At the same time, those precepts enabled us to stay flexible enough to adapt to constant change when the conventional way of doing things would have sunk us. Entrepreneurial leadership means assessing the resources available to you and using them in the best possible way to improve your company’s performance and competitiveness. That’s why even though I stepped in to serve as CEO for eight months during our massive reorganization—and could probably have continued in that position—I recognized that I was not the best CEO for the company we were becoming and willingly stepped away again. Our present CEO is much better than I would have been.

Entrepreneurial leadership is also about learning—about viewing every challenge, every problem, every piece of bad news as an opportunity to learn and improve. I learned a lot.

I learned to see through the sparkle of a hugely successful global corporation to spot the signs of trouble that could bring it down. I learned that being paranoid enough to always plan for the worst-case scenario actually enables you to be optimistic about opportunities. I learned that especially in complex circumstances, trust both greases the gears and is the glue that holds everything together. I learned that accountability, like trust, must be constantly reinforced. And I learned that once you have constructed a solid foundation based on these lessons of entrepreneurial leadership, you can become brave enough to dream big—maybe even bigger than you ever imagined.

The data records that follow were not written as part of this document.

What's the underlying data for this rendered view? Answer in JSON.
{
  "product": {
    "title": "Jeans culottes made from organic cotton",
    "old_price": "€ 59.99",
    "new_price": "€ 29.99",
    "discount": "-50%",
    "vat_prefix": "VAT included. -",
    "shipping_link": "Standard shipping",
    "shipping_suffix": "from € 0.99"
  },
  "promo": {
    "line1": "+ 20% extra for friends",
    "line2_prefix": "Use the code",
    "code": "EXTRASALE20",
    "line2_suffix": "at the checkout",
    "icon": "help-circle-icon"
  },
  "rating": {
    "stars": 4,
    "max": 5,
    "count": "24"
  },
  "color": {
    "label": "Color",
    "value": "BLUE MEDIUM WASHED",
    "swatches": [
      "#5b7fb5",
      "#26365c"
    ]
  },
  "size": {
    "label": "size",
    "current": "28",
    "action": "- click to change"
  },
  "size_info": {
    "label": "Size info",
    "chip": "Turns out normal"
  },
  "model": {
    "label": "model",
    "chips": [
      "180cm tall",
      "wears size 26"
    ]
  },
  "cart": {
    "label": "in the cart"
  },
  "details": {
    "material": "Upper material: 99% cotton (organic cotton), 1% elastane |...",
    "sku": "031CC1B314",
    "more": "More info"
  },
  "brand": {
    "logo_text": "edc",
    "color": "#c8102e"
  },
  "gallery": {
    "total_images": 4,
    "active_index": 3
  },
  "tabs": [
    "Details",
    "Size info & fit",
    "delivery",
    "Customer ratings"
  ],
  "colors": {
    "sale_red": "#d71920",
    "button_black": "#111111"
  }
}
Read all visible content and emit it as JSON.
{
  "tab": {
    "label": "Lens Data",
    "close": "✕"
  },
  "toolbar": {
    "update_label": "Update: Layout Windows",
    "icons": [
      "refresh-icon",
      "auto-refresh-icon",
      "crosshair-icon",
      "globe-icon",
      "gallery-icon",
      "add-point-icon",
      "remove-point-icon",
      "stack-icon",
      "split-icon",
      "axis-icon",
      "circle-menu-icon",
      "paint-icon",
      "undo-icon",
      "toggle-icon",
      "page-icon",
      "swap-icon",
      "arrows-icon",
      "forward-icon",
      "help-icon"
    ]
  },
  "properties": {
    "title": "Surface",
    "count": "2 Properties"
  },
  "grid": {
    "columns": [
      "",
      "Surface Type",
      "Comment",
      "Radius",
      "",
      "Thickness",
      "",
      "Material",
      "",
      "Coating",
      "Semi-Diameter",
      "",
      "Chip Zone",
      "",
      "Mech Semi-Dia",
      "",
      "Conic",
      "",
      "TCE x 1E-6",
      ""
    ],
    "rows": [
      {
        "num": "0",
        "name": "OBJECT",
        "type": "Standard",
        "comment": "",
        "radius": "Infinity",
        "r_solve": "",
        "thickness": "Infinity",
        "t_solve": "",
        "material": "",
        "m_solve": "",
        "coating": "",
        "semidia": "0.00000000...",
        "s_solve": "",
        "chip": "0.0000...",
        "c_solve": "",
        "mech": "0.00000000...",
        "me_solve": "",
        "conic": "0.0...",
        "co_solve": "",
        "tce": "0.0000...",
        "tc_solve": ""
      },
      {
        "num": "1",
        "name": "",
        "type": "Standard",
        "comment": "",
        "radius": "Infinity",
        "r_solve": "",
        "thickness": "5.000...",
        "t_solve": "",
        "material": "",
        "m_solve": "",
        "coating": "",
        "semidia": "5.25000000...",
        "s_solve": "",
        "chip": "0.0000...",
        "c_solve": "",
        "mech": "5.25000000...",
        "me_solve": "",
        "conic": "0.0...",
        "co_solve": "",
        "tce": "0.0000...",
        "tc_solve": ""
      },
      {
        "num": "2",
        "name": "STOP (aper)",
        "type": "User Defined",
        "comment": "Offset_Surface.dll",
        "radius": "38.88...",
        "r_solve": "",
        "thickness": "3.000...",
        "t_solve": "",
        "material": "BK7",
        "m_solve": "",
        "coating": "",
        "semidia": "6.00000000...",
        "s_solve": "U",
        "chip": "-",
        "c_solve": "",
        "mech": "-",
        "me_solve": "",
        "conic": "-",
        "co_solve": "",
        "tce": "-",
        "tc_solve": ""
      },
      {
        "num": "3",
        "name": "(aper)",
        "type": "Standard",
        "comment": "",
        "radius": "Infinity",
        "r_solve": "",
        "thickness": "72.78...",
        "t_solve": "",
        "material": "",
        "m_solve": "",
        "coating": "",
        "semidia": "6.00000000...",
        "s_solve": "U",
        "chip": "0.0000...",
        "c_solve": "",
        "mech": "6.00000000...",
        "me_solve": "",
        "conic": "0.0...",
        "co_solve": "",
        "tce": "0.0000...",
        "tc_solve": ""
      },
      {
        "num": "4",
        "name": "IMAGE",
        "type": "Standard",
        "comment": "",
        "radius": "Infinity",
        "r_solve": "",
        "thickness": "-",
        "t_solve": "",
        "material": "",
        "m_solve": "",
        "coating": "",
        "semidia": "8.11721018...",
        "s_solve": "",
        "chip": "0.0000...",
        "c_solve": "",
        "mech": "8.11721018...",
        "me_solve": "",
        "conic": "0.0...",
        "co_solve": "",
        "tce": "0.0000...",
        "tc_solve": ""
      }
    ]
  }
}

I learned the pragmatic skills and tactics to implement these lessons.

I also learned about luck. We were hugely lucky and should always remember that. This was the only period in my life as a business leader where we undertook a sequence of big decisions and three massive transactions— including the sale of Nokia’s core mobile phone business to Microsoft, the purchase of complete ownership of Nokia Siemens Networks (NSN), and the acquisition of Alcatel-Lucent—and even with the benefit of hindsight, I would not change any of those decisions in any meaningful way. It is rare to be able to say that, and I’m sure I will not experience this again.

That’s why I am even more paranoid than before. The more paranoid we are, the harder we will continue to labor to shift the probability curve in our favor and the more optimistic we can afford to be.

Not every organization may face a situation as complex and life-threatening as the one that confronted Nokia, but I can guarantee that every leader will encounter plenty of challenges that are complicated and unpredictable. Whether you’re managing a team or a corporate division, leading a small firm or a multinational corporation, heading up a start-up company or steering a solo practice, and whether you’re running a business that is on the rocks or sailing along smoothly, the lessons I’ll share will help you sharpen your foresight, expand your options, reinvent—if necessary—yourself and your organization, and enable you to thrive no matter what changes tomorrow brings.